DEM Partili siyasetçiler ‘siyaset gereği’ diyerek tabanlarını ikna edemez.
Yüzbinlerce bedel ödemiş, ödemekte olan bir halktan söz ediyoruz.
“Kimin barışı bu, nasıl bir barış ve kazanımları neler olacak” diye sorgular bu taban.
Çözümleri görmeden, ikna olmadan, somut olaylar cereyan etmeden kimse hiçbir şeye ikna olmaz diyorum.
Daha bugün hâlâ barış anneleri “Barış, hemen şimdi” dedikleri için dayak yerken, barış için miting yapmak isteyenler gözaltına alınırken, “Jin, jiyan, azadi” sloganı dahi ‘terör propagandası’ sayılırken hiçbir temelsiz söz, hiçbir dillendirilen umut Kürtleri yeniden bir iyi niyete ikna edemez, bu artık eskisi kadar da kolay değil.
Devletin sert ve karanlık yüzünü bu ülkede Kürtlerden daha iyi bilene zor rastlanır.
Ama mevzu barış olduğunda da Kürt siyaseti bu mevzuya duyarsız kalamaz, bu konuyu elinin tersiyle itemez, çünkü on yıllardır barış bekleyen, bu uğurda hâlâ hırpalanan bir tabanları var!
Tabanı da bir tarafa bırakalım, Kürt siyasetinin devletle tecrübesi, Türkiye siyasetiyle tecrübesi ve bu tecrübelerin her birinde ödenen bedeller, ağırlığıyla ortada.
O yüzden “Sizi kullanacaklar” demek de “Kürtler AKP ile anlaştı” demek de hem bu insanların tüm yaşadıklarını hiçe saymak hem de onlara yaşatılanlara saygısızlık etmektir bana göre.
Diğer yandan “Sizi anayasa için kullanacaklar” diyenlerin de Kürt meselesi ve çözümüne dair söyledikleri elle tutulur tek bir cümle, önerme, fikir, yol haritası yok ortada.
Sadece Kürtlere durmadan “Bizi satacaklar” iması yapılmakta!

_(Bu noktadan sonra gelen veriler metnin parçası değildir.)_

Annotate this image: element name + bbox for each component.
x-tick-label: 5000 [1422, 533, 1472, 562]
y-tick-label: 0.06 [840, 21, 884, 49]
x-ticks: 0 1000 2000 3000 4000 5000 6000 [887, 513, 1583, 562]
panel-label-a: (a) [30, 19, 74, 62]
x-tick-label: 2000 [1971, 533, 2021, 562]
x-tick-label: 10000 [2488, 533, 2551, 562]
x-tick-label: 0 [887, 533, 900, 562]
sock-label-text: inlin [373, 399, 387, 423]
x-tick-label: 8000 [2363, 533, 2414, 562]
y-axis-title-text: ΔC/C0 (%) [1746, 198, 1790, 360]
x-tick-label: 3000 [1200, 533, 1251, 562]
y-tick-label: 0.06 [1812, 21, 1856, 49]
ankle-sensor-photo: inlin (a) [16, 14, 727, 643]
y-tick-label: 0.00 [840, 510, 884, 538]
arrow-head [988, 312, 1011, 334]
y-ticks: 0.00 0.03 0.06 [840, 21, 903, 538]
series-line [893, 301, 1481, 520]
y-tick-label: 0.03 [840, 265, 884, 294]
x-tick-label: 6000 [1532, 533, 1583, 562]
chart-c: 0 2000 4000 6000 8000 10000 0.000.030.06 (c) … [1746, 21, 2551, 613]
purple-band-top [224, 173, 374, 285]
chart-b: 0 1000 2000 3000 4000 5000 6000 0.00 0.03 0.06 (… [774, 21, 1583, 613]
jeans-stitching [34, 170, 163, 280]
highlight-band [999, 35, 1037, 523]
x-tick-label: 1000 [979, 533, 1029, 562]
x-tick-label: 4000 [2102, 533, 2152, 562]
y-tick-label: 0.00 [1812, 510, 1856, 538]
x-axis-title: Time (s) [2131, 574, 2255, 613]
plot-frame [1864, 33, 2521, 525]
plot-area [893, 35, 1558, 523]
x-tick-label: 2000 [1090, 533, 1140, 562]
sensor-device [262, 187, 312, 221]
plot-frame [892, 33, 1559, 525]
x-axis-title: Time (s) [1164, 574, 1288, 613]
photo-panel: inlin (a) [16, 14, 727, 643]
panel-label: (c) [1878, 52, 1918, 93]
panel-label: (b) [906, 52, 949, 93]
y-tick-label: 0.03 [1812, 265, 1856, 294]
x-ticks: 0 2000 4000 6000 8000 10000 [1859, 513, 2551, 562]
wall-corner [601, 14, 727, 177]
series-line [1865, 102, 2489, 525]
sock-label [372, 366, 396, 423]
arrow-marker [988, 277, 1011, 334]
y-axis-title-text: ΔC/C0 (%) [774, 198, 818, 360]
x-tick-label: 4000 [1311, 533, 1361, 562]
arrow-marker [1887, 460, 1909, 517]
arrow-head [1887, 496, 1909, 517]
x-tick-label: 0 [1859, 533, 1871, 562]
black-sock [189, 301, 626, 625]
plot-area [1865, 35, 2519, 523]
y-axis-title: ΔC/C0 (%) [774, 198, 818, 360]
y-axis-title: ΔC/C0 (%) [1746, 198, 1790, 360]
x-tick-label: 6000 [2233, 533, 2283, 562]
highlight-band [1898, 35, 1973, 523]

İnanın ben Güneydoğu turunda Özgür Özel neler diyecek misal, merakla bekliyorum. Çünkü ‘yeni CHP’ Kürt meselesinde nerede duruyor, ne düşünüyor bilmiyorum; ‘bunlarla olmaz’ dedikleri noktada kimlerle ve nasıl olacağına dair ortaya koydukları tek bir perspektiflerine de rastlamış değilim. Burada CHP’ye de ana muhalefet partisi olması sebebiyle ve geleceğin iktidarı olma iddiasının da altını dolduracak şekilde cesur bir söylem ve eylem planı hazırlamak düşer!